Pela primeira vez em sua história, a Volkswagen está fechando uma fábrica na Alemanha. Oitenta e oito anos de história, uma sucessão de crises e uma pandemia finalmente levaram ao colapso da fábrica de "vidro" de Dresden. Este é, sem dúvida, um sinal preocupante vindo de uma gigante automotiva que era considerada imune a todos os desafios.
Mas o mercado automobilístico europeu nunca passou por uma transformação tão drástica quanto nos últimos cinco anos.
A enorme entrada de fabricantes chineses, alguns dos quais inclusive produzem em fábricas locais (a Leapmotor na Stellantis, na Espanha), a ascensão gradual da eletrificação e o declínio acentuado do diesel, a explosão dos sistemas de assistência ao motorista, a inflação generalizada nas vendas de carros... provavelmente é muita coisa para algumas distribuidoras e montadoras assimilarem.
Produção do Volkswagen Tiguan na fábrica de Wolfsburg. © Volkswagen
Entre a Stellantis se perguntando o que fazer com suas 14 (ou até 15, incluindo a Leapmotor) marcas, a descontinuação repentina dos dois modelos principais da Ford, Focus e Fiesta, e o futuro incerto da Seat, as mudanças são inúmeras. E em meio a tudo isso, as fábricas precisam se adaptar... reduzindo a produção. Com um volume de produção 25% menor, muitas fábricas são inevitavelmente impactadas. Mas em que medida?
Apenas um grupo automotivo conseguiu limitar os danos na Europa
Todos os principais grupos automotivos registraram queda na produção entre 2019 e 2024, com exceção de um, que conseguiu praticamente manter os níveis anteriores.

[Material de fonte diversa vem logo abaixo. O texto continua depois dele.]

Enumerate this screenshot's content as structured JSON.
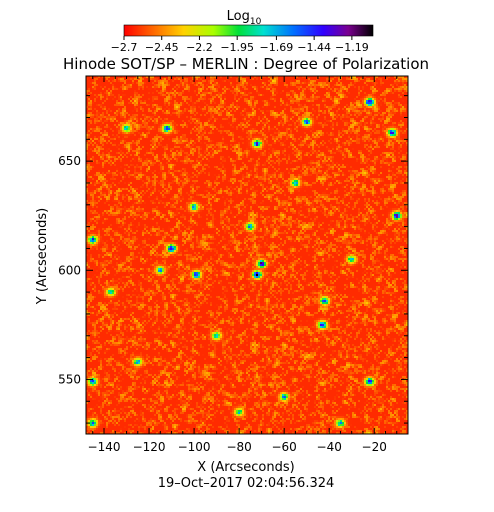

Um verdadeiro feito, considerando que o grupo em questão sequer fechou alguma fábrica. Trata-se da BMW: segundo a Globaldata, a taxa de ocupação das fábricas da BMW em 2019 era de 82%.

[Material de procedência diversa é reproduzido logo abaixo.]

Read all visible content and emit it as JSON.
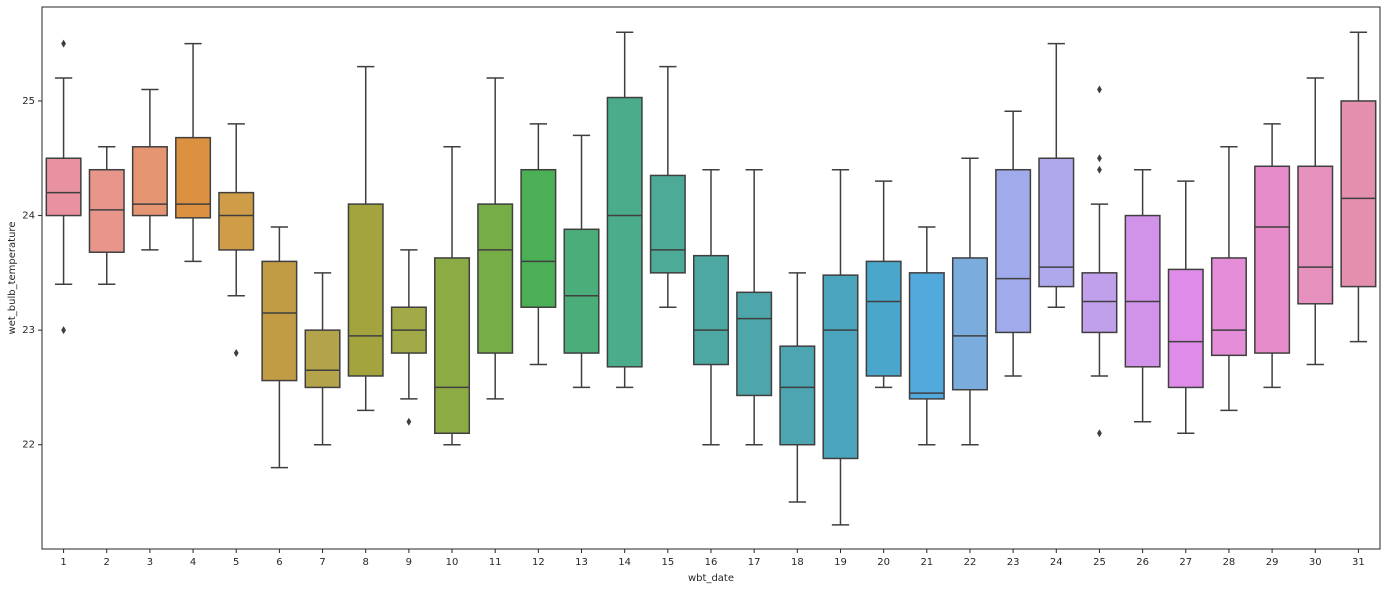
{
  "chart_data": {
    "type": "box",
    "x_label": "wbt_date",
    "y_label": "wet_bulb_temperature",
    "categories": [
      "1",
      "2",
      "3",
      "4",
      "5",
      "6",
      "7",
      "8",
      "9",
      "10",
      "11",
      "12",
      "13",
      "14",
      "15",
      "16",
      "17",
      "18",
      "19",
      "20",
      "21",
      "22",
      "23",
      "24",
      "25",
      "26",
      "27",
      "28",
      "29",
      "30",
      "31"
    ],
    "whisker_low": [
      23.4,
      23.4,
      23.7,
      23.6,
      23.3,
      21.8,
      22.0,
      22.3,
      22.4,
      22.0,
      22.4,
      22.7,
      22.5,
      22.5,
      23.2,
      22.0,
      22.0,
      21.5,
      21.3,
      22.5,
      22.0,
      22.0,
      22.6,
      23.2,
      22.6,
      22.2,
      22.1,
      22.3,
      22.5,
      22.7,
      22.9
    ],
    "q1": [
      24.0,
      23.68,
      24.0,
      23.98,
      23.7,
      22.56,
      22.5,
      22.6,
      22.8,
      22.1,
      22.8,
      23.2,
      22.8,
      22.68,
      23.5,
      22.7,
      22.43,
      22.0,
      21.88,
      22.6,
      22.4,
      22.48,
      22.98,
      23.38,
      22.98,
      22.68,
      22.5,
      22.78,
      22.8,
      23.23,
      23.38
    ],
    "median": [
      24.2,
      24.05,
      24.1,
      24.1,
      24.0,
      23.15,
      22.65,
      22.95,
      23.0,
      22.5,
      23.7,
      23.6,
      23.3,
      24.0,
      23.7,
      23.0,
      23.1,
      22.5,
      23.0,
      23.25,
      22.45,
      22.95,
      23.45,
      23.55,
      23.25,
      23.25,
      22.9,
      23.0,
      23.9,
      23.55,
      24.15
    ],
    "q3": [
      24.5,
      24.4,
      24.6,
      24.68,
      24.2,
      23.6,
      23.0,
      24.1,
      23.2,
      23.63,
      24.1,
      24.4,
      23.88,
      25.03,
      24.35,
      23.65,
      23.33,
      22.86,
      23.48,
      23.6,
      23.5,
      23.63,
      24.4,
      24.5,
      23.5,
      24.0,
      23.53,
      23.63,
      24.43,
      24.43,
      25.0
    ],
    "whisker_high": [
      25.2,
      24.6,
      25.1,
      25.5,
      24.8,
      23.9,
      23.5,
      25.3,
      23.7,
      24.6,
      25.2,
      24.8,
      24.7,
      25.6,
      25.3,
      24.4,
      24.4,
      23.5,
      24.4,
      24.3,
      23.9,
      24.5,
      24.91,
      25.5,
      24.1,
      24.4,
      24.3,
      24.6,
      24.8,
      25.2,
      25.6
    ],
    "outliers": [
      [
        25.5,
        23.0
      ],
      [],
      [],
      [],
      [
        22.8
      ],
      [],
      [],
      [],
      [
        22.2
      ],
      [],
      [],
      [],
      [],
      [],
      [],
      [],
      [],
      [],
      [],
      [],
      [],
      [],
      [],
      [],
      [
        25.1,
        24.5,
        24.4,
        22.1
      ],
      [],
      [],
      [],
      [],
      [],
      []
    ],
    "colors": [
      "#e8929f",
      "#e8968b",
      "#e59572",
      "#dc9140",
      "#cf9d48",
      "#c19c45",
      "#b3a34a",
      "#a3a43e",
      "#a1aa46",
      "#8dab44",
      "#77ad46",
      "#4aaf55",
      "#4aad7a",
      "#4bac8c",
      "#4caa97",
      "#4da8a1",
      "#4fa6aa",
      "#4ea5b2",
      "#4aa4bb",
      "#4aa6cb",
      "#52a9dc",
      "#7aacdd",
      "#a1aaea",
      "#aea8ec",
      "#c1a0eb",
      "#d193ea",
      "#df8ce9",
      "#e48dd8",
      "#e68cca",
      "#e590bd",
      "#e58fae"
    ],
    "ylim": [
      21.09,
      25.82
    ],
    "yticks": [
      22,
      23,
      24,
      25
    ]
  }
}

Cinco anos depois, era de 81%. Notável. Mas como as estatísticas vão apenas até o final de 2024, espera-se uma queda mais acentuada em 2025 devido ao aumento das tarifas sobre produtos destinados aos Estados Unidos e à situação na China, que, embora menos problemática do que para a Audi ou a Mercedes, ainda é tensa.
A queda da Ford e da Mercedes
A Ford está atravessando uma situação difícil na Europa © Ford
A situação é inegavelmente preocupante para a Ford: em 2019, suas fábricas operavam com uma média de 68% da capacidade. Cinco anos depois, as fábricas operavam com apenas 22% de sua capacidade total. Isso se deve, obviamente, à descontinuação do Focus e do Fiesta, que, juntamente com o Kuga, representavam a maior parte das vendas.
A Mercedes está em melhor situação, mas ainda em queda livre, já que a taxa de ocupação do grupo alemão caiu de 85% (a mais alta na época) para 69%. O mesmo ocorre com a Stellantis (de 64% para 49%). A Volkswagen teve um desempenho melhor, perdendo 10 pontos percentuais, para 69%, mas, em 2024, o grupo ainda não havia iniciado os planos de reestruturação que afetarão suas operações na Alemanha ao longo de vários anos.
Portanto, é muito provável que esses números tenham continuado a flutuar acentuadamente no ano passado, e não necessariamente em uma direção positiva. De acordo com a curva de produção automotiva europeia divulgada pela Inovev, há motivos para preocupação: apesar de algumas recuperações ocasionais, a tendência tem sido claramente de queda desde meados dos anos 2000.
A França, que produziu mais de 12 milhões de veículos leves (carros comerciais e de passageiros) em 2018, emplacou apenas cerca de 8 milhões em 2025.